En Suisse comme dans d'autres pays, différentes sortes de modèles de prix sont mis en oeuvre, autre que le modèle P4P que l'auteur de la motion souhaiterait voir devenir le standard. La possibilité de mettre en place différents modèles de prix est essentielle, car le P4P n'est pas pertinent pour tous les médicaments. Ainsi, lorsqu'un médicament est à la fois très efficace, très onéreux et utilisé par un grand nombre de patients, le modèle P4P ne permet pas d'obtenir des prix économiques. Les médicaments pour le traitement de l'hépatite C en sont un bon exemple (efficacité de 90 à 1,0 %, coûts allant d'environ 30 000 à 45 000 francs suisses par traitement). Pour de tels médicaments, le modèle P4P n'est pas judicieux, contrairement aux modèles à limitation de volume ; dans ceux-ci, la durée variable d'un traitement définit les coûts maximaux par patient, et le nombre élevé de patients potentiels définit les coûts maximaux totaux. Le P4P n'est pertinent que pour les médicaments qui ne sont efficaces pas pour tous les patients, ou dont les effets secondaires mènent souvent à des arrêts de traitement. Le Conseil fédéral souhaite donc garder la possibilité de mettre en place des modèles de prix différents, adaptés à chaque cas. Il ne considère pas opportun de se limiter à un seul modèle de prix.
La proposition de fixer une limite de coûts de 50 000 francs par traitement pour la mise en oeuvre standard des modèles de prix est également discutable. Sur les dix médicaments ayant généré le plus de coûts en 2018, seul un cas a engendré des coûts de plus de 50 000 francs par traitement. Le Conseil fédéral ne souhaite cependant pas restreindre inutilement la possibilité de mettre en oeuvre des modèles de prix également pour de tels traitements. Il partage en revanche l'avis de l'auteur de la motion, selon lequel il est nécessaire d'établir des priorités et une réglementation pour définir dans quels cas des modèles de prix sont indiqués, et lesquels. Des analyses et travaux à ce sujet sont actuellement en cours.

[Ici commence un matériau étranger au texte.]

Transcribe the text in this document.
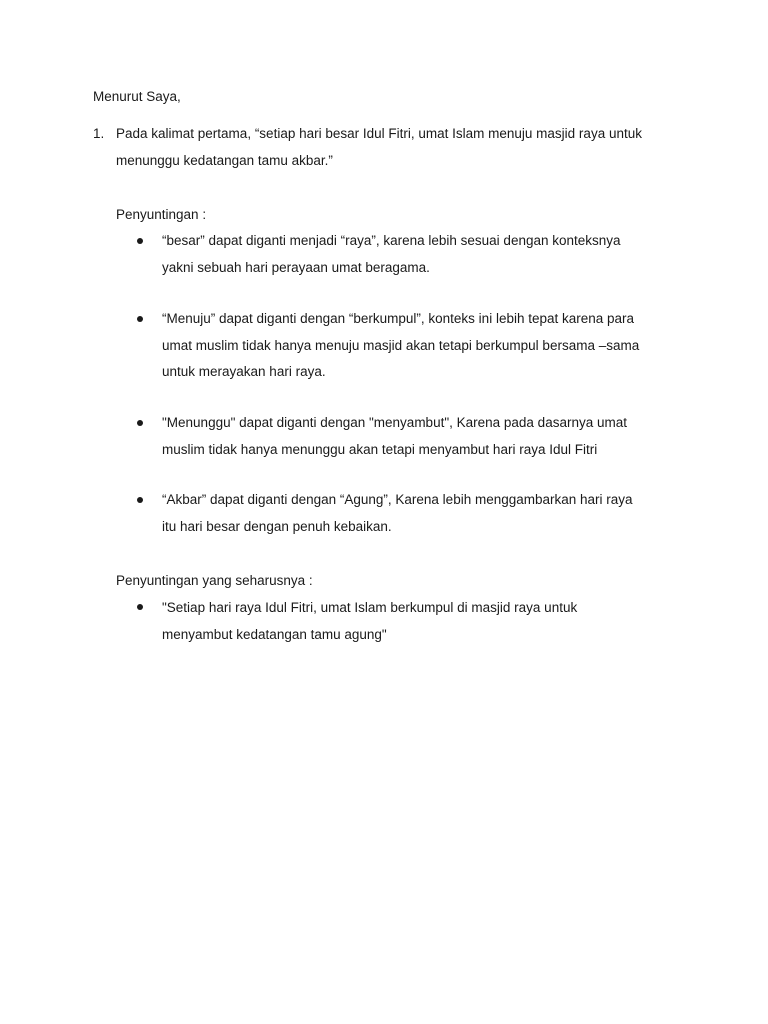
Menurut Saya,
1. Pada kalimat pertama, “setiap hari besar Idul Fitri, umat Islam menuju masjid raya untuk
menunggu kedatangan tamu akbar.”
Penyuntingan :
“besar” dapat diganti menjadi “raya”, karena lebih sesuai dengan konteksnya
yakni sebuah hari perayaan umat beragama.
“Menuju” dapat diganti dengan “berkumpul”, konteks ini lebih tepat karena para
umat muslim tidak hanya menuju masjid akan tetapi berkumpul bersama –sama
untuk merayakan hari raya.
"Menunggu" dapat diganti dengan "menyambut", Karena pada dasarnya umat
muslim tidak hanya menunggu akan tetapi menyambut hari raya Idul Fitri
“Akbar” dapat diganti dengan “Agung”, Karena lebih menggambarkan hari raya
itu hari besar dengan penuh kebaikan.
Penyuntingan yang seharusnya :
"Setiap hari raya Idul Fitri, umat Islam berkumpul di masjid raya untuk
menyambut kedatangan tamu agung"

À la demande du Conseil fédéral, l'OFSP évalue actuellement s'il est nécessaire d'intervenir sur le remboursement des médicaments au cas par cas. Des propositions seront soumises d'ici fin 2020 ; grâce à un accès rapide, régulé et plus économique, elles permettront une égalité de traitement pour tous les patients et de moindres charges pour toutes les parties prenantes.
Le Conseil fédéral propose de rejeter la motion.